Continents in Conversation
Bill Cosby’s Art Collection Joins African Art at Smithsonian
WASHINGTON
— On an impulse, in the early 1960s, a cultural attaché for the State
Department named Warren M. Robbins started buying African art, first one
piece, then many, and filled his Washington house with sculptures and
textiles. In 1964, he turned his basement into a mini-museum and opened
it to visitors, partly as a gesture of cross-cultural outreach at a time
of high racial tension in the capital and across the land.
Later in the same decade, Bill Cosby,
already a television star, was making shopping trips to the Brockman
Gallery in Los Angeles, a space featuring new art by African-Americans.
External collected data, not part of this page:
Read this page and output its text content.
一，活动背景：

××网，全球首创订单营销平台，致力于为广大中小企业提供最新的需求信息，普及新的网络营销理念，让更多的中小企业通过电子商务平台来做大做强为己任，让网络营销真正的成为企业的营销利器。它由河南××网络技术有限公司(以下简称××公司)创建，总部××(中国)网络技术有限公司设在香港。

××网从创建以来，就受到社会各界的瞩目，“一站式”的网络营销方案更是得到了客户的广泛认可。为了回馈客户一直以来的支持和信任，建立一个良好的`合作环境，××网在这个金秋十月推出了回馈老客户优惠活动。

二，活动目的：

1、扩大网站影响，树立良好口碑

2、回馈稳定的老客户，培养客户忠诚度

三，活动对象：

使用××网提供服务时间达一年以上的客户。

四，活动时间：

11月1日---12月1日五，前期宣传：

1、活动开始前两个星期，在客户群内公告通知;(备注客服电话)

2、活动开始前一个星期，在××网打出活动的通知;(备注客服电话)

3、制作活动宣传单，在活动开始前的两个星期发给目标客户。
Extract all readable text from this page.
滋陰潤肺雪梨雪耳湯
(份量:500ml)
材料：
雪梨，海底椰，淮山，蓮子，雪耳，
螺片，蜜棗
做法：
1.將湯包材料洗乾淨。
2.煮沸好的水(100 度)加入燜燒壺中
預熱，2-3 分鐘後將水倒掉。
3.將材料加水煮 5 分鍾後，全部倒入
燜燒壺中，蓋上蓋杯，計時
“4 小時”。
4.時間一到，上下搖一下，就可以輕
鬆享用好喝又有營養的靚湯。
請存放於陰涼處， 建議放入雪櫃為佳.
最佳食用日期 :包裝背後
Learning as he went, he not only bought for himself, but also arranged
to have art by black artists displayed on the walls of the sets where he
filmed, with the aim of giving popular exposure, via TV, to work
ignored by the art establishment.
Mr.
Robbins’s basement museum eventually became a major Washington
institution, the Smithsonian Institution’s National Museum of African
Art, with a home on the National Mall. The African-American collection
assembled by Mr. Cosby, now private and little seen, has, by repute, an
institutional status of its own. On Sunday, it will make its public
debut at the museum in an exhibition called “Conversations: African and
African American Artworks in Dialogue” from the museum’s holdings and
the Camille O. and William H. Cosby Jr. Collection.
Technically,
the show celebrates the 50th anniversary of the museum’s founding. But
for many people, the main interest will be the Cosby objects, which make
up about a third of the 160 ingeniously juxtaposed pieces on view.
Although the Cosbys initially acquired an eclectic range of modern and
contemporary art, since 1977, when the artist and historian David C.
Driskell became their adviser, they have focused on African-American
material that covers a lot of chronological ground.